Wednesday April 29, 2020

29 As they were leaving Jericho, a large crowd followed him. 30 There were two blind men sitting by the roadside. When they heard that Jesus was passing by, they shouted, “Lord, have mercy on us, Son of David!” 31 The crowd sternly ordered them to be quiet; but they shouted even more loudly, “Have mercy on us, Lord, Son of David!” 32 Jesus stood still and called them, saying, “What do you want me to do for you?” 33 They said to him, “Lord, let our eyes be opened.” 34 Moved with compassion, Jesus touched their eyes. Immediately they regained their sight and followed him.

Matthew 20:29-34

Two blind men were sitting together on a road outside of a city, and called out to be healed by a traveling prophet and preacher, who we now know as our Lord, Jesus. The crowds that were with Jesus shouted at the two men to keep quiet – they viewed the men as a nuisance. Why?

  • Why were the blind men sitting outside of the city?
  • Why were they by themselves without anyone to help them?
  • Why were two blind men together at all?
  • Why was the response of the crowds to keep them quiet, rather than to listen to them?

The blind men were likely not family members, and yet they became like family to one another because of their shared affliction of being blind. As blind men, they were seen as being punished by God for a sin that they committed, or a sin their parents committed, and as such, they were not seen by the people as men they should help, but men who they should exclude and silence.

And so, these two men stick together because they may have no one else, and then they hear the commotion of a large crowd coming their way, and they heard the name “Jesus” being a person that is being addressed as being present. Remembering others who’ve passed by talking about this Jesus before, they decided to call out to this healer that they heard so much about. For yes, they were seen as cursed by the crowds, but surely Jesus would have mercy on them, and heal them, just as they had heard he healed others.

On that day, these two men who were considered cursed, and they had possibly even considered themselves cursed, but they were then healed by a man who the people believe was sent by God in some way. Their world changed that day in a dramatic way because they not only could see again, but they no longer just had each other – they had a whole other family.

I love how the Gospels continually point out these moments where Jesus goes against the cultural norms in order to help people in need of saving, hope, healing, acceptance, and love.

I also love that this story points out that people who are afflicted usually help one another.

In college, I volunteered with a church near the school to go out to a place called “Tent City” in Bristol, PA where a homeless community was formed because they had no where else to go, and they decided that it was good to at least live together. In this camp, there were many men and women, and they were divided into two main sides: one side was younger, and were more okay with drug use, and the other side tended to be older and they were just there to survive and be together without drugs. Nevertheless, though the eaders of these respective sides had disagreements, they still respected each other enough to work together to make sure that everyone had enough supplies.
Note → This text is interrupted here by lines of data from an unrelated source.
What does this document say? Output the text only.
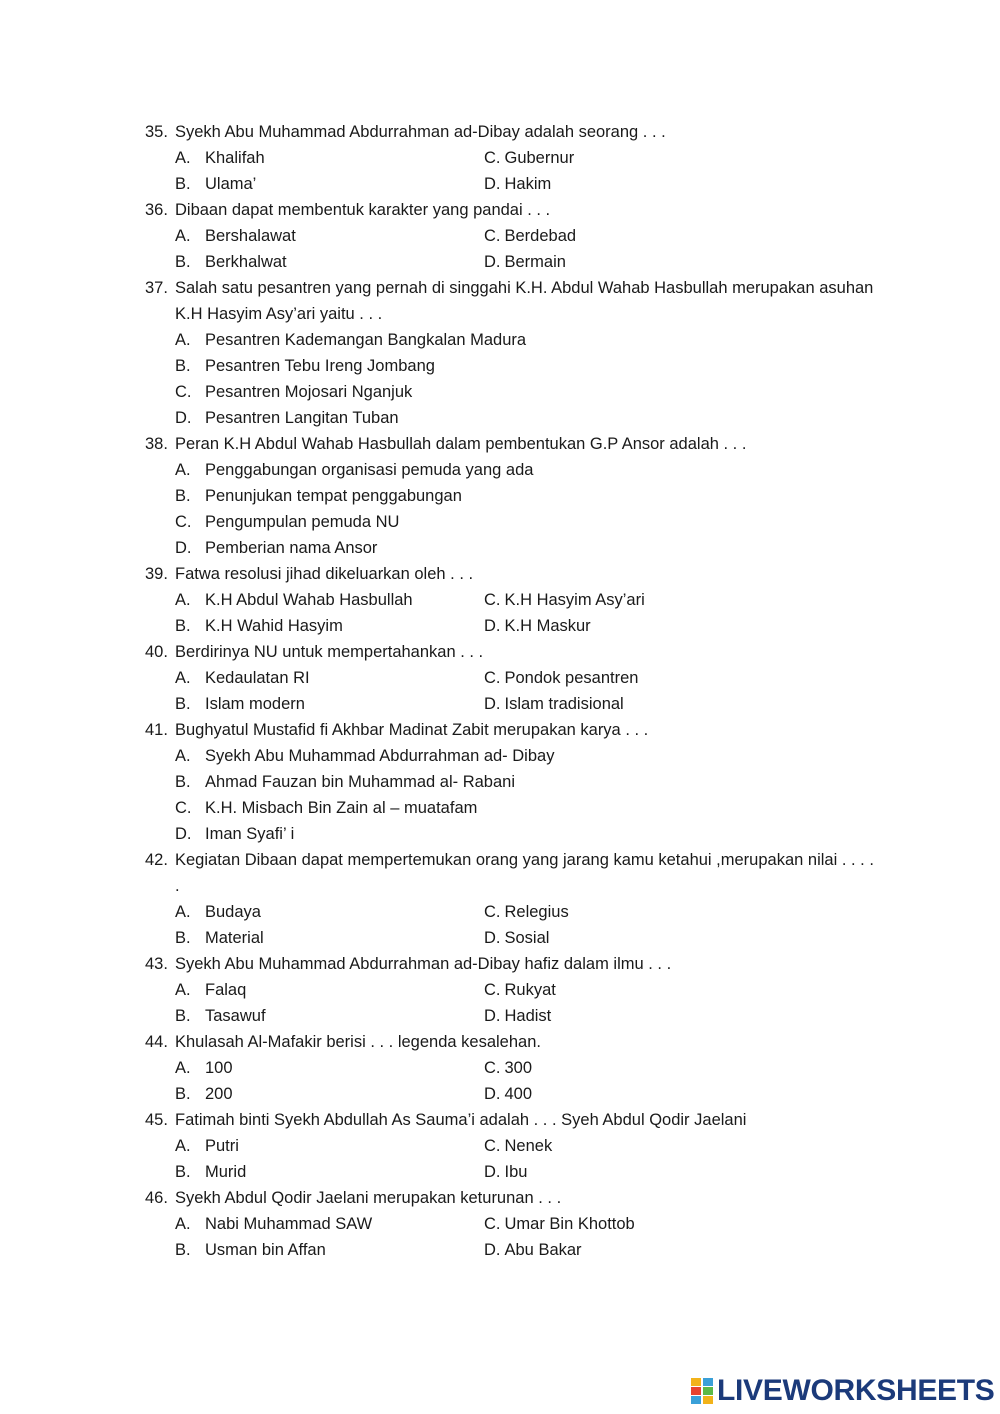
35. Syekh Abu Muhammad Abdurrahman ad-Dibay adalah seorang . . .
A. Khalifah	C. Gubernur
B. Ulama’	D. Hakim
36. Dibaan dapat membentuk karakter yang pandai . . .
A. Bershalawat	C. Berdebad
B. Berkhalwat	D. Bermain
37. Salah satu pesantren yang pernah di singgahi K.H. Abdul Wahab Hasbullah merupakan asuhan K.H Hasyim Asy’ari yaitu . . .
A. Pesantren Kademangan Bangkalan Madura
B. Pesantren Tebu Ireng Jombang
C. Pesantren Mojosari Nganjuk
D. Pesantren Langitan Tuban
38. Peran K.H Abdul Wahab Hasbullah dalam pembentukan G.P Ansor adalah . . .
A. Penggabungan organisasi pemuda yang ada
B. Penunjukan tempat penggabungan
C. Pengumpulan pemuda NU
D. Pemberian nama Ansor
39. Fatwa resolusi jihad dikeluarkan oleh . . .
A. K.H Abdul Wahab Hasbullah	C. K.H Hasyim Asy’ari
B. K.H Wahid Hasyim	D. K.H Maskur
40. Berdirinya NU untuk mempertahankan . . .
A. Kedaulatan RI	C. Pondok pesantren
B. Islam modern	D. Islam tradisional
41. Bughyatul Mustafid fi Akhbar Madinat Zabit merupakan karya . . .
A. Syekh Abu Muhammad Abdurrahman ad- Dibay
B. Ahmad Fauzan bin Muhammad al- Rabani
C. K.H. Misbach Bin Zain al – muatafam
D. Iman Syafi’ i
42. Kegiatan Dibaan dapat mempertemukan orang yang jarang kamu ketahui ,merupakan nilai . . . . .
A. Budaya	C. Relegius
B. Material	D. Sosial
43. Syekh Abu Muhammad Abdurrahman ad-Dibay hafiz dalam ilmu . . .
A. Falaq	C. Rukyat
B. Tasawuf	D. Hadist
44. Khulasah Al-Mafakir berisi . . . legenda kesalehan.
A. 100	C. 300
B. 200	D. 400
45. Fatimah binti Syekh Abdullah As Sauma’i adalah . . . Syeh Abdul Qodir Jaelani
A. Putri	C. Nenek
B. Murid	D. Ibu
46. Syekh Abdul Qodir Jaelani merupakan keturunan . . .
A. Nabi Muhammad SAW	C. Umar Bin Khottob
B. Usman bin Affan	D. Abu Bakar
LIVEWORKSHEETS
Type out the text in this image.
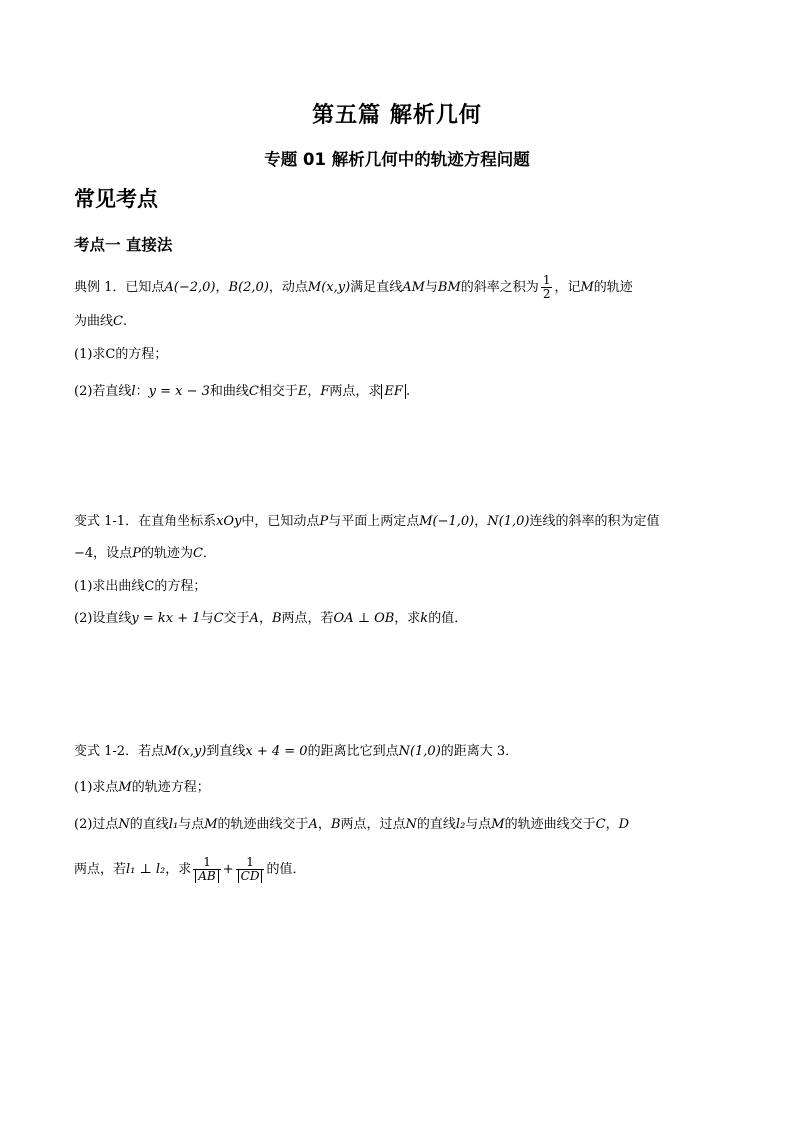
第五篇 解析几何
专题 01 解析几何中的轨迹方程问题
常见考点
考点一 直接法
典例 1．已知点A(−2,0)，B(2,0)，动点M(x,y)满足直线AM与BM的斜率之积为 $\frac{1}{2}$ ，记M的轨迹
为曲线C.
(1)求C的方程；
(2)若直线l：y = x − 3和曲线C相交于E，F两点，求 EF .
变式 1-1．在直角坐标系xOy中，已知动点P与平面上两定点M(−1,0)，N(1,0)连线的斜率的积为定值
−4，设点P的轨迹为C．
(1)求出曲线C的方程；
(2)设直线y = kx + 1与C交于A，B两点，若OA ⊥ OB，求k的值．
变式 1-2．若点M(x,y)到直线x + 4 = 0的距离比它到点N(1,0)的距离大 3．
(1)求点M的轨迹方程；
(2)过点N的直线l₁与点M的轨迹曲线交于A，B两点，过点N的直线l₂与点M的轨迹曲线交于C，D
两点，若l₁ ⊥ l₂，求 $\frac{1}{AB} + \frac{1}{CD}$ 的值．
Our group was not there to provide physical aid, as the community there had many other groups donating to them that they didn’t really have an idea for how we could help them physically. So what we did was go there just to speak with them, laugh with them, tell each other stories, and if they asked for it, we prayed with them and had a bible study. The leaders of the church did much for this community and others through helping them find work, get help, and providing community dinners, but our little group of volunteers were only there to provide them with something that they were missing on a another human level – connection, conversation, and inclusion from those outside of the camp.

A lot of us are missing connection, conversation, and inclusion from those outside of our homes right now. We find ourselves feeling understood and validated through groups for parents during quarantine, through funny memes/pictures that point out the little frustrations of this time, through shared opinions on how to move forward, and through many other ways.

And all of us are together, sitting on the road of our uncertain present, calling out to God to change the way we experience life, to bring back to us the senses of community, hand shakes, and hugs. To bring to us the reunion of family members that we are currently estranged from. And to bring us into our churches that we are currently not allowed to enter.

But at least in our longing, we are together through out shared prayer.